Con esta celebración comenzamos la Cuaresma, tiempo de gracia y de conversión. Un camino hacia la Pascua que recorreremos a lo largo de cuarenta días. Por ello es hora de ponernos en camino, de salir de nuestras comodidades, de nuestro inmovilismo para ir al encuentro de Cristo resucitado. Necesitamos tener experiencia de desierto, que es lugar de dificultades, pero, sobre todo, lugar de experiencia de Dios.

Dispongámonos a hacer esta experiencia de desierto que, como a Israel, nos llevará a la Tierra Prometida, anticipada en la Pascua.

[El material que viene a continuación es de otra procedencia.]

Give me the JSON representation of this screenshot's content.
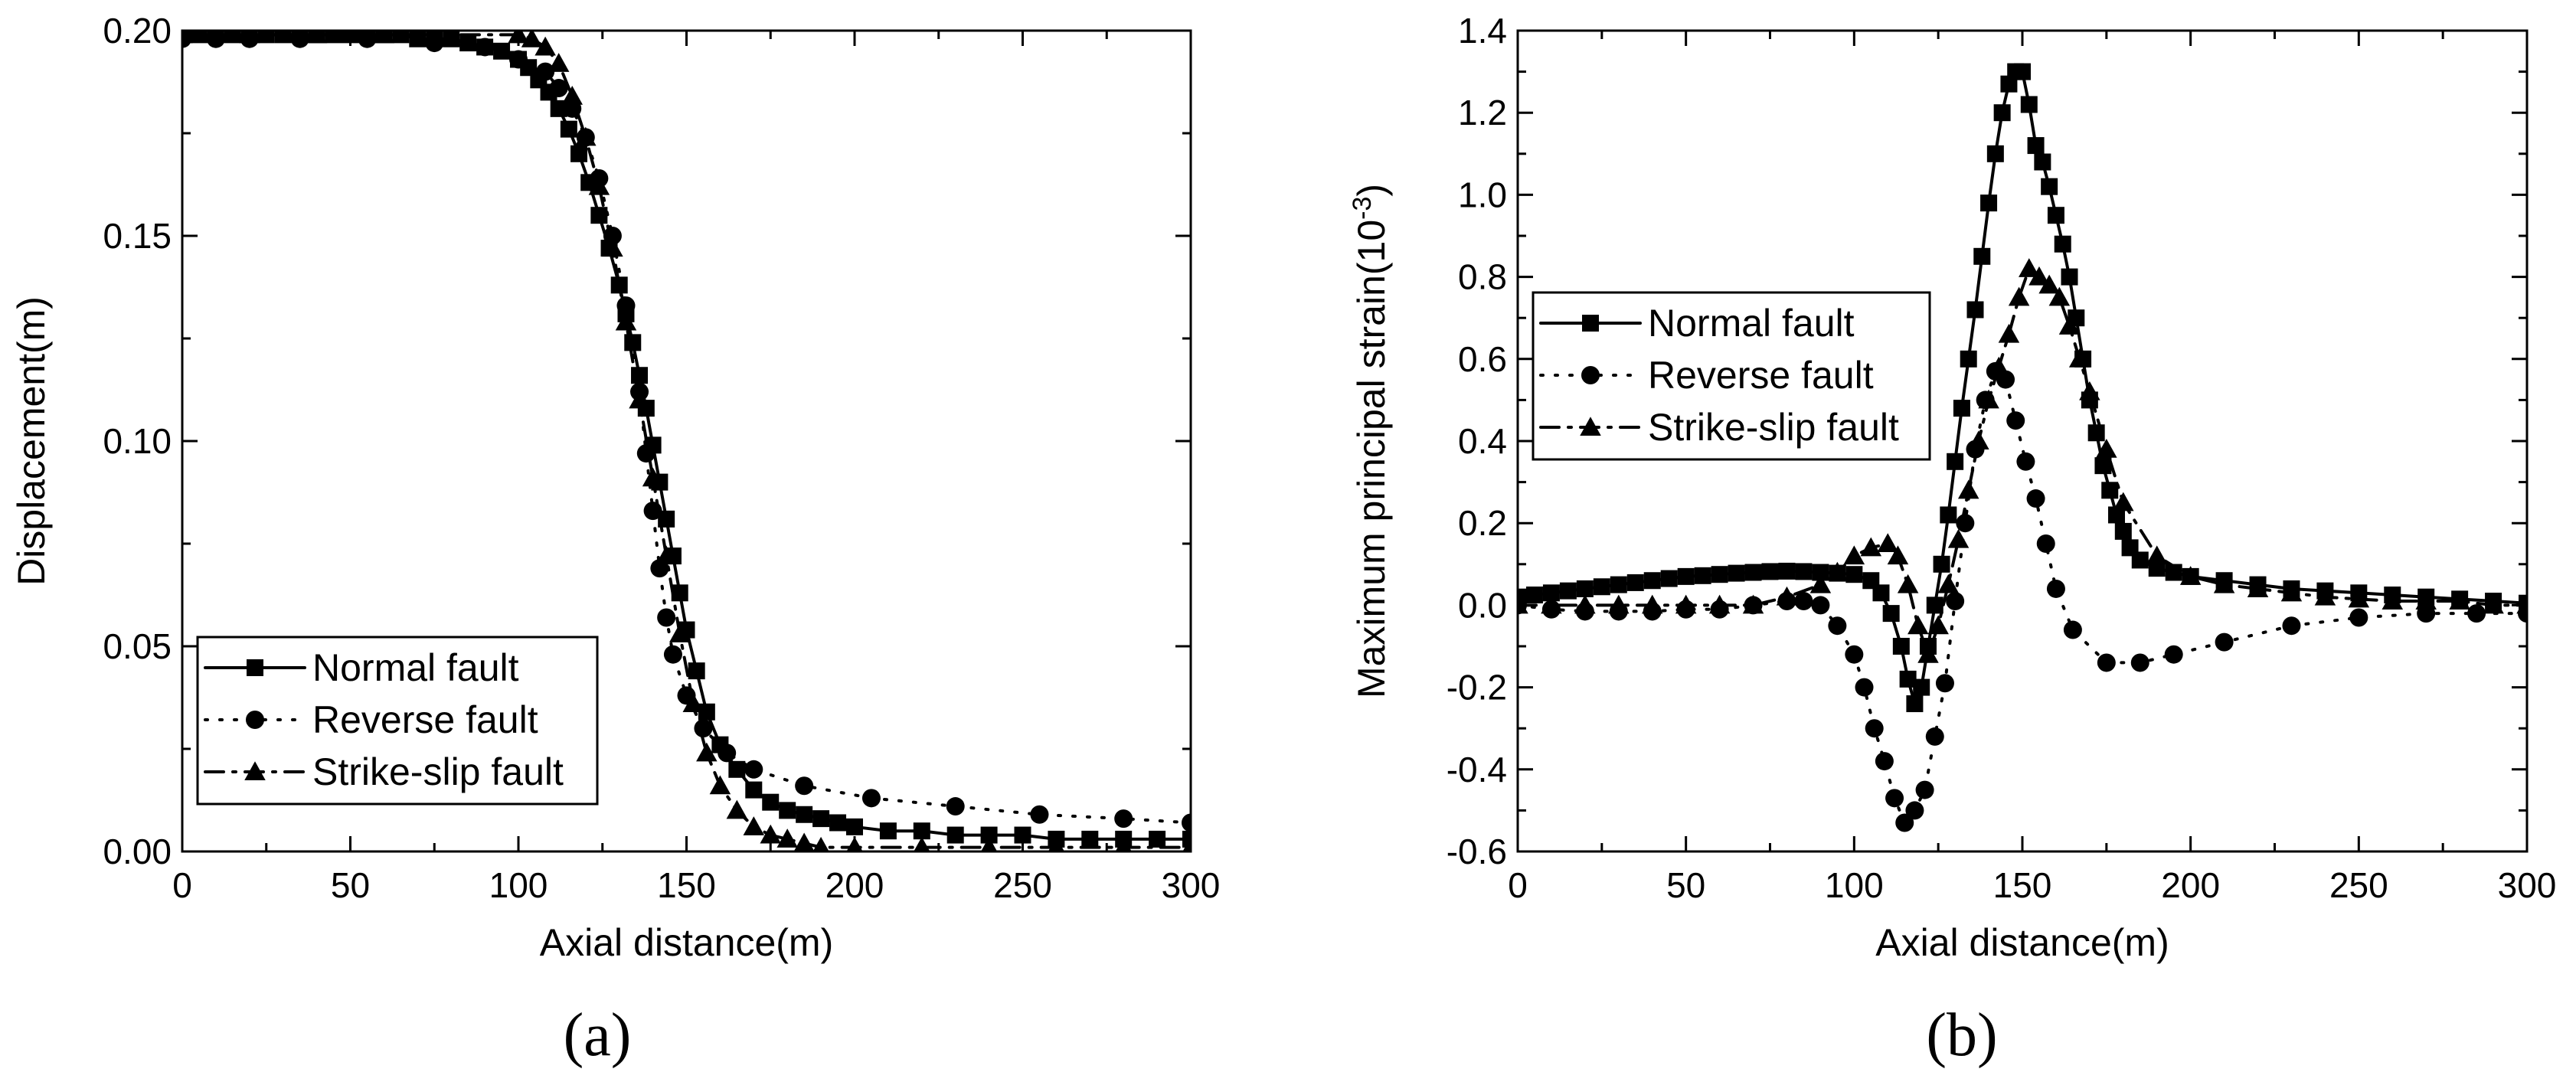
{
  "chart_data": [
    {
      "type": "line",
      "panel_label": "(a)",
      "xlabel": "Axial distance(m)",
      "ylabel": "Displacement(m)",
      "xlim": [
        0,
        300
      ],
      "ylim": [
        0,
        0.2
      ],
      "x_ticks": [
        "0",
        "50",
        "100",
        "150",
        "200",
        "250",
        "300"
      ],
      "y_ticks": [
        "0.00",
        "0.05",
        "0.10",
        "0.15",
        "0.20"
      ],
      "legend_position": "bottom-left",
      "series": [
        {
          "name": "Normal fault",
          "line_style": "solid",
          "marker": "square",
          "x": [
            0,
            5,
            10,
            15,
            20,
            25,
            30,
            35,
            40,
            45,
            50,
            55,
            60,
            65,
            70,
            75,
            80,
            85,
            90,
            95,
            100,
            103,
            106,
            109,
            112,
            115,
            118,
            121,
            124,
            127,
            130,
            132,
            134,
            136,
            138,
            140,
            142,
            144,
            146,
            148,
            150,
            153,
            156,
            160,
            165,
            170,
            175,
            180,
            185,
            190,
            195,
            200,
            210,
            220,
            230,
            240,
            250,
            260,
            270,
            280,
            290,
            300
          ],
          "y": [
            0.199,
            0.199,
            0.199,
            0.199,
            0.199,
            0.199,
            0.199,
            0.199,
            0.199,
            0.199,
            0.199,
            0.199,
            0.199,
            0.199,
            0.198,
            0.198,
            0.198,
            0.197,
            0.196,
            0.195,
            0.193,
            0.191,
            0.188,
            0.185,
            0.181,
            0.176,
            0.17,
            0.163,
            0.155,
            0.147,
            0.138,
            0.131,
            0.124,
            0.116,
            0.108,
            0.099,
            0.09,
            0.081,
            0.072,
            0.063,
            0.054,
            0.044,
            0.034,
            0.026,
            0.02,
            0.015,
            0.012,
            0.01,
            0.009,
            0.008,
            0.007,
            0.006,
            0.005,
            0.005,
            0.004,
            0.004,
            0.004,
            0.003,
            0.003,
            0.003,
            0.003,
            0.003
          ]
        },
        {
          "name": "Reverse fault",
          "line_style": "dotted",
          "marker": "circle",
          "x": [
            0,
            10,
            20,
            35,
            55,
            75,
            90,
            100,
            108,
            112,
            116,
            120,
            124,
            128,
            132,
            136,
            138,
            140,
            142,
            144,
            146,
            150,
            155,
            162,
            170,
            185,
            205,
            230,
            255,
            280,
            300
          ],
          "y": [
            0.198,
            0.198,
            0.198,
            0.198,
            0.198,
            0.197,
            0.196,
            0.193,
            0.19,
            0.186,
            0.181,
            0.174,
            0.164,
            0.15,
            0.133,
            0.112,
            0.097,
            0.083,
            0.069,
            0.057,
            0.048,
            0.038,
            0.03,
            0.024,
            0.02,
            0.016,
            0.013,
            0.011,
            0.009,
            0.008,
            0.007
          ]
        },
        {
          "name": "Strike-slip fault",
          "line_style": "dash-dot",
          "marker": "triangle",
          "x": [
            0,
            20,
            40,
            60,
            80,
            100,
            104,
            108,
            112,
            116,
            120,
            124,
            128,
            132,
            136,
            140,
            144,
            148,
            152,
            156,
            160,
            165,
            170,
            175,
            180,
            185,
            190,
            200,
            220,
            240,
            260,
            280,
            300
          ],
          "y": [
            0.199,
            0.199,
            0.199,
            0.199,
            0.199,
            0.199,
            0.198,
            0.196,
            0.192,
            0.184,
            0.174,
            0.162,
            0.147,
            0.129,
            0.11,
            0.091,
            0.072,
            0.053,
            0.036,
            0.024,
            0.016,
            0.01,
            0.006,
            0.004,
            0.003,
            0.002,
            0.001,
            0.001,
            0.001,
            0.001,
            0.001,
            0.001,
            0.001
          ]
        }
      ]
    },
    {
      "type": "line",
      "panel_label": "(b)",
      "xlabel": "Axial distance(m)",
      "ylabel": "Maximum principal strain(10",
      "ylabel_superscript": "-3",
      "ylabel_suffix": ")",
      "xlim": [
        0,
        300
      ],
      "ylim": [
        -0.6,
        1.4
      ],
      "x_ticks": [
        "0",
        "50",
        "100",
        "150",
        "200",
        "250",
        "300"
      ],
      "y_ticks": [
        "-0.6",
        "-0.4",
        "-0.2",
        "0.0",
        "0.2",
        "0.4",
        "0.6",
        "0.8",
        "1.0",
        "1.2",
        "1.4"
      ],
      "legend_position": "upper-left",
      "series": [
        {
          "name": "Normal fault",
          "line_style": "solid",
          "marker": "square",
          "x": [
            0,
            5,
            10,
            15,
            20,
            25,
            30,
            35,
            40,
            45,
            50,
            55,
            60,
            65,
            70,
            75,
            80,
            85,
            90,
            95,
            100,
            105,
            108,
            111,
            114,
            116,
            118,
            120,
            122,
            124,
            126,
            128,
            130,
            132,
            134,
            136,
            138,
            140,
            142,
            144,
            146,
            148,
            150,
            152,
            154,
            156,
            158,
            160,
            162,
            164,
            166,
            168,
            170,
            172,
            174,
            176,
            178,
            180,
            182,
            185,
            190,
            195,
            200,
            210,
            220,
            230,
            240,
            250,
            260,
            270,
            280,
            290,
            300
          ],
          "y": [
            0.02,
            0.025,
            0.03,
            0.035,
            0.04,
            0.045,
            0.05,
            0.055,
            0.06,
            0.065,
            0.07,
            0.072,
            0.075,
            0.078,
            0.08,
            0.082,
            0.083,
            0.082,
            0.08,
            0.078,
            0.075,
            0.06,
            0.03,
            -0.02,
            -0.1,
            -0.18,
            -0.24,
            -0.2,
            -0.1,
            0.0,
            0.1,
            0.22,
            0.35,
            0.48,
            0.6,
            0.72,
            0.85,
            0.98,
            1.1,
            1.2,
            1.27,
            1.3,
            1.3,
            1.22,
            1.12,
            1.08,
            1.02,
            0.95,
            0.88,
            0.8,
            0.7,
            0.6,
            0.5,
            0.42,
            0.34,
            0.28,
            0.22,
            0.18,
            0.14,
            0.11,
            0.09,
            0.08,
            0.07,
            0.06,
            0.05,
            0.04,
            0.035,
            0.03,
            0.025,
            0.02,
            0.015,
            0.01,
            0.005
          ]
        },
        {
          "name": "Reverse fault",
          "line_style": "dotted",
          "marker": "circle",
          "x": [
            0,
            10,
            20,
            30,
            40,
            50,
            60,
            70,
            80,
            85,
            90,
            95,
            100,
            103,
            106,
            109,
            112,
            115,
            118,
            121,
            124,
            127,
            130,
            133,
            136,
            139,
            142,
            145,
            148,
            151,
            154,
            157,
            160,
            165,
            175,
            185,
            195,
            210,
            230,
            250,
            270,
            285,
            300
          ],
          "y": [
            0.0,
            -0.01,
            -0.015,
            -0.015,
            -0.015,
            -0.01,
            -0.01,
            0.0,
            0.01,
            0.01,
            0.0,
            -0.05,
            -0.12,
            -0.2,
            -0.3,
            -0.38,
            -0.47,
            -0.53,
            -0.5,
            -0.45,
            -0.32,
            -0.19,
            0.01,
            0.2,
            0.38,
            0.5,
            0.57,
            0.55,
            0.45,
            0.35,
            0.26,
            0.15,
            0.04,
            -0.06,
            -0.14,
            -0.14,
            -0.12,
            -0.09,
            -0.05,
            -0.03,
            -0.02,
            -0.02,
            -0.02
          ]
        },
        {
          "name": "Strike-slip fault",
          "line_style": "dash-dot",
          "marker": "triangle",
          "x": [
            0,
            10,
            20,
            30,
            40,
            50,
            60,
            70,
            80,
            90,
            95,
            100,
            105,
            110,
            113,
            116,
            119,
            122,
            125,
            128,
            131,
            134,
            137,
            140,
            143,
            146,
            149,
            152,
            155,
            158,
            161,
            164,
            167,
            170,
            175,
            180,
            190,
            200,
            210,
            220,
            230,
            240,
            250,
            260,
            270,
            280,
            290,
            300
          ],
          "y": [
            0.0,
            0.0,
            0.0,
            0.0,
            0.0,
            0.0,
            0.0,
            0.0,
            0.02,
            0.05,
            0.08,
            0.12,
            0.14,
            0.15,
            0.12,
            0.05,
            -0.05,
            -0.12,
            -0.05,
            0.05,
            0.16,
            0.28,
            0.4,
            0.5,
            0.58,
            0.66,
            0.75,
            0.82,
            0.8,
            0.78,
            0.75,
            0.68,
            0.6,
            0.52,
            0.38,
            0.25,
            0.12,
            0.07,
            0.05,
            0.04,
            0.03,
            0.02,
            0.015,
            0.01,
            0.01,
            0.01,
            0.0,
            0.0
          ]
        }
      ]
    }
  ]
}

Ambientación a la palabra:

            La Palabra de Dios, tanto hoy, como el resto de la Cuaresma, nos invita a la conversión, que es cambio de corazón, cambio profundo y radical de la persona. Un cambio que no se limite a gestos externos que pueden ser muy llamativos pero que en el fondo no signifiquen nada. Rasgad los corazones, no las vestiduras. Conversión es abrirnos a Dios de tal manera que pueda arrancar de nosotros el corazón de piedra y darnos un corazón de carne.

Oración de los fieles:

  • Por la iglesia, para que sea siempre la Madre acogedora de todos sus hijos, sobre todo, de los más necesitados. Roguemos al Señor.
  • Por todos los cristianos, para que cambiemos nuestro corazón y seamos generosos y solidarios con nuestros hermanos más pobres. Roguemos al Señor.
  • Por las personas que están viviendo situaciones de desamparo e incomprensión, para que puedan encontrar motivos para seguir esperando. Roguemos al señor.
  • Por los endurecidos en su corazón a causa de las riquezas o del poder, e insensibles a las necesidades de los otros, para que en estos cuarenta días de conversión descubran caminos de verdadera felicidad a través de la generosidad con su propio prójimo. Roguemos al Señor.
  • Por las comunidades cristianas, para que siempre y, especialmente en este tiempo, escuchemos y meditemos más profundamente la Palabra de Dios. Roguemos al Señor.
  • Por todos nosotros, para que nuestra Cuaresma sea un viaje al interior de nosotros mismos, que nos lleve a asumir actitudes de austeridad, solidaridad y ejercicio místico. Roguemos al Señor.

Después de la comunión:

Que tu palabra despeje nuestros caminos,
que tu luz ilumine y disipe temores,
que tu fuerza refuerce nuestros esfuerzos,
que tu amor nos transforme enteramente.

Como vienes con nosotros, Señor,
y sé que guardas nuestros pasos,
no tenemos miedo al emprender la marcha.

Confiamos llegar a la Pascua
y ser arrebatados en tu resurrección
y encontrar la Vida que nos da vida.